Mit Ängsten umgehen
Perspektivwechsel
Bis vor einigen Jahrzehnten wurde das Eingestehen von Angst als Schwäche ausgelegt. So haben sich viele verkniffen, offen über ihre Ängste zu reden. Daran hat sich scheinbar einiges geändert. Aber wirklich zum Besseren?
In der aktuellen Diskussion sind Ängste ein beliebtes Argument: Angst vor dem Islam, Angst vor den Folgen des Klimawandels, Angst vor dem Corona-Virus und vor der Übermacht des Staates. Gerne wird mit Ängsten die Brisanz des eigenen Ansinnens unterstrichen. Wer Angst hat, ist im Recht. Das soll suggeriert werden.
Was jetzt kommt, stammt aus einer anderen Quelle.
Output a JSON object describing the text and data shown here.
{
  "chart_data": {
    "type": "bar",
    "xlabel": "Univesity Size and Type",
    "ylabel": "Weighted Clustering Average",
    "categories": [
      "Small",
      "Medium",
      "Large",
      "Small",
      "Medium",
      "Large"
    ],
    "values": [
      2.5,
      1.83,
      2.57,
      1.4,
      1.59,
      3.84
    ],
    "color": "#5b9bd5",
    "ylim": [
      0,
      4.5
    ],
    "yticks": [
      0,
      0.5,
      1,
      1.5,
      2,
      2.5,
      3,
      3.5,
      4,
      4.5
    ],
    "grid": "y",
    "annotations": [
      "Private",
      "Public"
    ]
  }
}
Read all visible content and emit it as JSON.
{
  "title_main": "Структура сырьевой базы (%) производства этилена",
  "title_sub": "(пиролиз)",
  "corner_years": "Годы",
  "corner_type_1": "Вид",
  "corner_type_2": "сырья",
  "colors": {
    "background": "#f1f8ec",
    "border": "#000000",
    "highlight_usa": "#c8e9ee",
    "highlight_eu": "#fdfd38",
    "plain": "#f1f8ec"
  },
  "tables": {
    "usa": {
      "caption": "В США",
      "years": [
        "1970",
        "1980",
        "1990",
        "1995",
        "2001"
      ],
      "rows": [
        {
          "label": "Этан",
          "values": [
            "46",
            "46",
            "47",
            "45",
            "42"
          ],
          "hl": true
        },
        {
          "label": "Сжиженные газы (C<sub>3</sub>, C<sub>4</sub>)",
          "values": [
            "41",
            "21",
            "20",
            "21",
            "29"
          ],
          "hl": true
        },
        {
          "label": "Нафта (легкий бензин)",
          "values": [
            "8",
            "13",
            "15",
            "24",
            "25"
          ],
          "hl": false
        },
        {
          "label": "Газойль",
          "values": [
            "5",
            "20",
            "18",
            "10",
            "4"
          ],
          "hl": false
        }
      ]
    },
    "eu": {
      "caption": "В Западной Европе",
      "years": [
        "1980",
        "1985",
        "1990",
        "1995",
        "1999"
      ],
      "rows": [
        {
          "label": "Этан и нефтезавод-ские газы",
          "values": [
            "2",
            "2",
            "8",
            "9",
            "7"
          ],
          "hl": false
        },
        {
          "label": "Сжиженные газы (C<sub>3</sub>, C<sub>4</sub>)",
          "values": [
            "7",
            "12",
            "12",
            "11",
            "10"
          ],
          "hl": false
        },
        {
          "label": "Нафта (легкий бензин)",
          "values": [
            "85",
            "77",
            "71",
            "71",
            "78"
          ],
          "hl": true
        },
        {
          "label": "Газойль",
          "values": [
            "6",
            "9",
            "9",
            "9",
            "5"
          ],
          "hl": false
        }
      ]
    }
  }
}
Auch manche Warnungen vor Panikmache sind mit Vorsicht zu genießen, weil sie Ängste unterstellen, die eigentlich gar nicht vorhanden sind. Angst ist ein schlechter Ratgeber, heißt es. Doch das stimmt nur bedingt. Angst ist tatsächlich oft unser Lebensretter. Sie bewahrt uns vor Übermut und gefährlichen Situationen.
Die Instrumentalisierung der Angst ist deshalb ein schweres Vergehen. Schon deshalb, weil sie oft unaufrichtig ist und ganz andere Motive dahinterstehen. Vor allem aber bringt sie solche Ängste in Misskredit, die in einem gewissen Maß in fast allen Fällen berechtigt sind und über die sich unaufgeregt reden ließe.
Was völlig auf der Strecke bleibt, sind solche Ängste von Menschen, die nicht zur Argumentation taugen, sondern krank machen. Daran, dass die unaussprechlich bleiben, hat sich leider wenig geändert.